A 3-year-old Georgia girl in need of a life-saving heart transplant has been waiting nearly nine months for the fateful call to come.

Grace Cantrell and her parents were told in March that she is suffering from restrictive cardiomyopathy, a disorder which causes the walls of the heart’s ventricles to become stiff so they resist filling with blood.

“They told us to plan to outlive her, it’s shocking news,” Shauna Cantrell, Grace’s mother, told MyFoxAtlanta.com.

Grace was first admitted to Children’s Healthcare of Atlanta in March, when Shauna and husband Ken brought her after she fell very ill.

“That night we brought her into Egleston and they did an echocardiogram, which is the ultrasound of the heart and on that ultrasound they saw that she had restrictive cardiomyopathy – it’s the rarest of the cardiomyopathies. Only one to two children in Georgia are diagnosed each year,” she said.

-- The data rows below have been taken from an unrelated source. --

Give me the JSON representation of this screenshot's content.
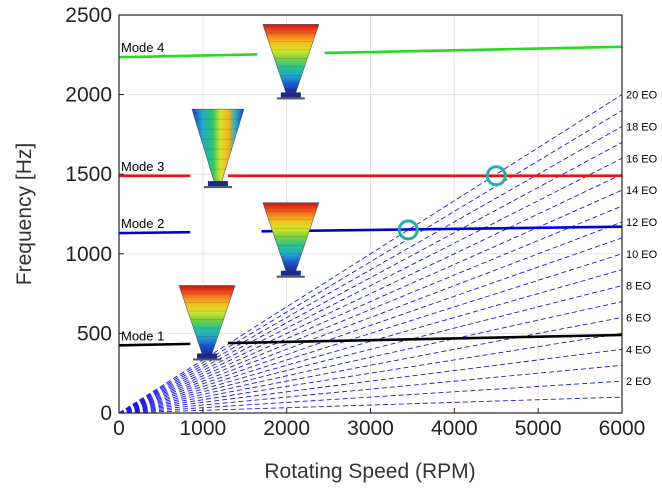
{
  "chart_data": {
    "type": "line",
    "title": "",
    "xlabel": "Rotating Speed (RPM)",
    "ylabel": "Frequency [Hz]",
    "xlim": [
      0,
      6000
    ],
    "ylim": [
      0,
      2500
    ],
    "xticks": [
      0,
      1000,
      2000,
      3000,
      4000,
      5000,
      6000
    ],
    "yticks": [
      0,
      500,
      1000,
      1500,
      2000,
      2500
    ],
    "xtick_labels": [
      "0",
      "1000",
      "2000",
      "3000",
      "4000",
      "5000",
      "6000"
    ],
    "ytick_labels": [
      "0",
      "500",
      "1000",
      "1500",
      "2000",
      "2500"
    ],
    "grid": true,
    "modes": [
      {
        "name": "Mode 1",
        "color": "#000000",
        "x": [
          0,
          6000
        ],
        "y": [
          425,
          490
        ],
        "gap": [
          850,
          1300
        ]
      },
      {
        "name": "Mode 2",
        "color": "#0000dd",
        "x": [
          0,
          6000
        ],
        "y": [
          1130,
          1170
        ],
        "gap": [
          850,
          1700
        ]
      },
      {
        "name": "Mode 3",
        "color": "#ee1111",
        "x": [
          0,
          6000
        ],
        "y": [
          1490,
          1490
        ],
        "gap": [
          850,
          1300
        ]
      },
      {
        "name": "Mode 4",
        "color": "#22dd22",
        "x": [
          0,
          6000
        ],
        "y": [
          2235,
          2300
        ],
        "gap": [
          1650,
          2450
        ]
      }
    ],
    "engine_orders": {
      "color": "#1a1adf",
      "orders": [
        1,
        2,
        3,
        4,
        5,
        6,
        7,
        8,
        9,
        10,
        11,
        12,
        13,
        14,
        15,
        16,
        17,
        18,
        19,
        20
      ],
      "labels": [
        {
          "order": 2,
          "text": "2 EO"
        },
        {
          "order": 4,
          "text": "4 EO"
        },
        {
          "order": 6,
          "text": "6 EO"
        },
        {
          "order": 8,
          "text": "8 EO"
        },
        {
          "order": 10,
          "text": "10 EO"
        },
        {
          "order": 12,
          "text": "12 EO"
        },
        {
          "order": 14,
          "text": "14 EO"
        },
        {
          "order": 16,
          "text": "16 EO"
        },
        {
          "order": 18,
          "text": "18 EO"
        },
        {
          "order": 20,
          "text": "20 EO"
        }
      ]
    },
    "crossings": [
      {
        "x": 3450,
        "y": 1150,
        "color": "#22b0a8"
      },
      {
        "x": 4500,
        "y": 1490,
        "color": "#22b0a8"
      }
    ],
    "mode_shapes": [
      {
        "mode": "Mode 1",
        "cx": 1050,
        "cy": 600
      },
      {
        "mode": "Mode 2",
        "cx": 2050,
        "cy": 1120
      },
      {
        "mode": "Mode 3",
        "cx": 1180,
        "cy": 1620
      },
      {
        "mode": "Mode 4",
        "cx": 2050,
        "cy": 2240
      }
    ]
  }
}
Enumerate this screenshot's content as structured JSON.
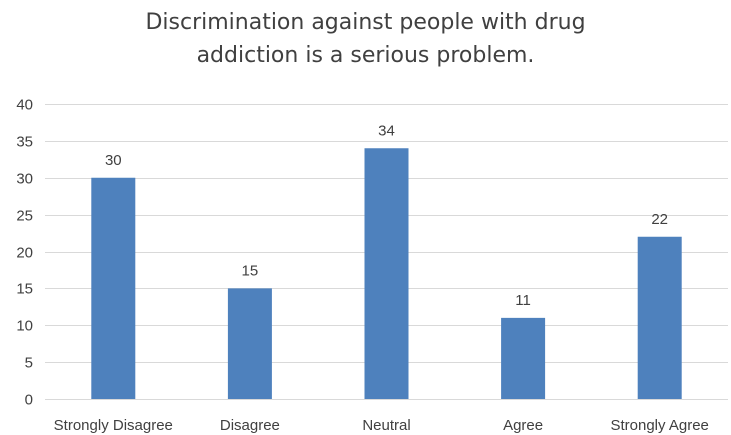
{
  "chart_data": {
    "type": "bar",
    "title": "Discrimination against people with drug addiction is a serious problem.",
    "title_lines": [
      "Discrimination against people with drug",
      "addiction is a serious problem."
    ],
    "categories": [
      "Strongly Disagree",
      "Disagree",
      "Neutral",
      "Agree",
      "Strongly Agree"
    ],
    "values": [
      30,
      15,
      34,
      11,
      22
    ],
    "data_labels": [
      "30",
      "15",
      "34",
      "11",
      "22"
    ],
    "xlabel": "",
    "ylabel": "",
    "ylim": [
      0,
      40
    ],
    "yticks": [
      0,
      5,
      10,
      15,
      20,
      25,
      30,
      35,
      40
    ],
    "ytick_labels": [
      "0",
      "5",
      "10",
      "15",
      "20",
      "25",
      "30",
      "35",
      "40"
    ],
    "grid": true,
    "legend": "none",
    "bar_color": "#4E81BD",
    "grid_color": "#D9D9D9",
    "text_color": "#404040"
  }
}
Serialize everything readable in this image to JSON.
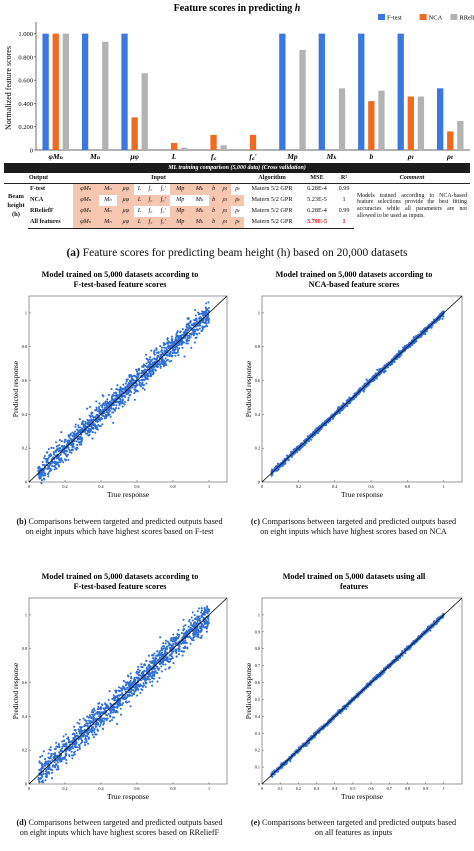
{
  "bar_chart": {
    "title_prefix": "Feature scores in predicting ",
    "title_var": "h",
    "ylabel": "Normalized feature scores",
    "yticks": [
      "0",
      "0.200",
      "0.400",
      "0.600",
      "0.800",
      "1.000"
    ],
    "colors": {
      "F-test": "#3a78e0",
      "NCA": "#f06a1f",
      "RReliefF": "#b3b3b3"
    }
  },
  "chart_data": [
    {
      "type": "bar",
      "title": "Feature scores in predicting h",
      "ylabel": "Normalized feature scores",
      "ylim": [
        0,
        1.1
      ],
      "categories": [
        "φMₙ",
        "Mₙ",
        "μφ",
        "L",
        "f꜀",
        "f꜀'",
        "Mp",
        "Mₖ",
        "b",
        "ρₗ",
        "ρₜ"
      ],
      "legend_position": "top-right",
      "series": [
        {
          "name": "F-test",
          "values": [
            1.0,
            1.0,
            1.0,
            0.0,
            0.0,
            0.0,
            1.0,
            1.0,
            1.0,
            1.0,
            0.53
          ]
        },
        {
          "name": "NCA",
          "values": [
            1.0,
            0.0,
            0.28,
            0.06,
            0.13,
            0.13,
            0.0,
            0.0,
            0.42,
            0.46,
            0.16
          ]
        },
        {
          "name": "RReliefF",
          "values": [
            1.0,
            0.93,
            0.66,
            0.02,
            0.04,
            0.0,
            0.86,
            0.53,
            0.51,
            0.46,
            0.25
          ]
        }
      ]
    },
    {
      "type": "scatter",
      "title": "Model trained on 5,000 datasets according to F-test-based feature scores",
      "xlabel": "True response",
      "ylabel": "Predicted response",
      "xlim": [
        0,
        1.1
      ],
      "ylim": [
        0,
        1.1
      ],
      "xticks": [
        "0",
        "0.2",
        "0.4",
        "0.6",
        "0.8",
        "1"
      ],
      "yticks": [
        "0",
        "0.2",
        "0.4",
        "0.6",
        "0.8",
        "1"
      ],
      "spread": 0.035
    },
    {
      "type": "scatter",
      "title": "Model trained on 5,000 datasets according to NCA-based feature scores",
      "xlabel": "True response",
      "ylabel": "Predicted response",
      "xlim": [
        0,
        1.1
      ],
      "ylim": [
        0,
        1.1
      ],
      "xticks": [
        "0",
        "0.2",
        "0.4",
        "0.6",
        "0.8",
        "1"
      ],
      "yticks": [
        "0",
        "0.2",
        "0.4",
        "0.6",
        "0.8",
        "1"
      ],
      "spread": 0.008
    },
    {
      "type": "scatter",
      "title": "Model trained on 5,000 datasets according to F-test-based feature scores",
      "xlabel": "True response",
      "ylabel": "Predicted response",
      "xlim": [
        0,
        1.1
      ],
      "ylim": [
        0,
        1.1
      ],
      "xticks": [
        "0",
        "0.2",
        "0.4",
        "0.6",
        "0.8",
        "1"
      ],
      "yticks": [
        "0",
        "0.2",
        "0.4",
        "0.6",
        "0.8",
        "1"
      ],
      "spread": 0.04
    },
    {
      "type": "scatter",
      "title": "Model trained on 5,000 datasets using all features",
      "xlabel": "True response",
      "ylabel": "Predicted response",
      "xlim": [
        0,
        1.1
      ],
      "ylim": [
        0,
        1.1
      ],
      "xticks": [
        "0",
        "0.1",
        "0.2",
        "0.3",
        "0.4",
        "0.5",
        "0.6",
        "0.7",
        "0.8",
        "0.9",
        "1"
      ],
      "yticks": [
        "0",
        "0.1",
        "0.2",
        "0.3",
        "0.4",
        "0.5",
        "0.6",
        "0.7",
        "0.8",
        "0.9",
        "1"
      ],
      "spread": 0.006
    }
  ],
  "table": {
    "title": "ML training comparison (5,000 data) (Cross validation)",
    "headers": {
      "output": "Output",
      "input": "Input",
      "algorithm": "Algorithm",
      "mse": "MSE",
      "r2": "R²",
      "comment": "Comment"
    },
    "output_label": "Beam height (h)",
    "rows": [
      {
        "method": "F-test",
        "inputs": [
          "φMₙ",
          "Mₙ",
          "μφ",
          "L",
          "f꜀",
          "f꜀'",
          "Mp",
          "Mₖ",
          "b",
          "ρₗ",
          "ρₜ"
        ],
        "highlight": [
          true,
          true,
          true,
          false,
          false,
          false,
          true,
          true,
          true,
          true,
          false
        ],
        "algorithm": "Matern 5/2 GPR",
        "mse": "6.28E-4",
        "r2": "0.99"
      },
      {
        "method": "NCA",
        "inputs": [
          "φMₙ",
          "Mₙ",
          "μφ",
          "L",
          "f꜀",
          "f꜀'",
          "Mp",
          "Mₖ",
          "b",
          "ρₗ",
          "ρₜ"
        ],
        "highlight": [
          true,
          false,
          true,
          true,
          true,
          true,
          false,
          false,
          true,
          true,
          true
        ],
        "algorithm": "Matern 5/2 GPR",
        "mse": "5.23E-5",
        "r2": "1"
      },
      {
        "method": "RReliefF",
        "inputs": [
          "φMₙ",
          "Mₙ",
          "μφ",
          "L",
          "f꜀",
          "f꜀'",
          "Mp",
          "Mₖ",
          "b",
          "ρₗ",
          "ρₜ"
        ],
        "highlight": [
          true,
          true,
          true,
          false,
          false,
          false,
          true,
          true,
          true,
          true,
          false
        ],
        "algorithm": "Matern 5/2 GPR",
        "mse": "6.28E-4",
        "r2": "0.99"
      },
      {
        "method": "All features",
        "inputs": [
          "φMₙ",
          "Mₙ",
          "μφ",
          "L",
          "f꜀",
          "f꜀'",
          "Mp",
          "Mₖ",
          "b",
          "ρₗ",
          "ρₜ"
        ],
        "highlight": [
          true,
          true,
          true,
          true,
          true,
          true,
          true,
          true,
          true,
          true,
          true
        ],
        "algorithm": "Matern 5/2 GPR",
        "mse": "3.79E-5",
        "r2": "1"
      }
    ],
    "comment": "Models trained according to NCA-based feature selections provide the best fitting accuracies while all parameters are not allowed to be used as inputs."
  },
  "captions": {
    "a_label": "(a)",
    "a_text": " Feature scores for predicting beam height (h) based on 20,000 datasets",
    "b_label": "(b)",
    "b_text": " Comparisons between targeted and predicted outputs based on eight inputs which have highest scores based on F-test",
    "c_label": "(c)",
    "c_text": " Comparisons between targeted and predicted outputs based on eight inputs which have highest scores based on NCA",
    "d_label": "(d)",
    "d_text": " Comparisons between targeted and predicted outputs based on eight inputs which have highest scores based on RReliefF",
    "e_label": "(e)",
    "e_text": " Comparisons between targeted and predicted outputs based on all features as inputs"
  }
}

The Cantrell family has spent the better part of the year in the hospital with Grace, where doctors have been able to improve her condition through other therapies, while they wait for news of a donor.

“When you came in if you would have said our wait was going to be close to nine months we would have thought that there is no way she could have made it,” Shauna told the news station.

Grace’s case has become the longest instance of a patient made to wait for a life-saving procedure at Children’s, usually the waiting period is between two and four months.

She is currently hospitalized in Children’s Cardiac Step-down Unit where she receives constant medication through an intravenous drip.

“It’s very, very scary and shocking, she always seemed so healthy,” Shauna told MyFoxAtalanta.com.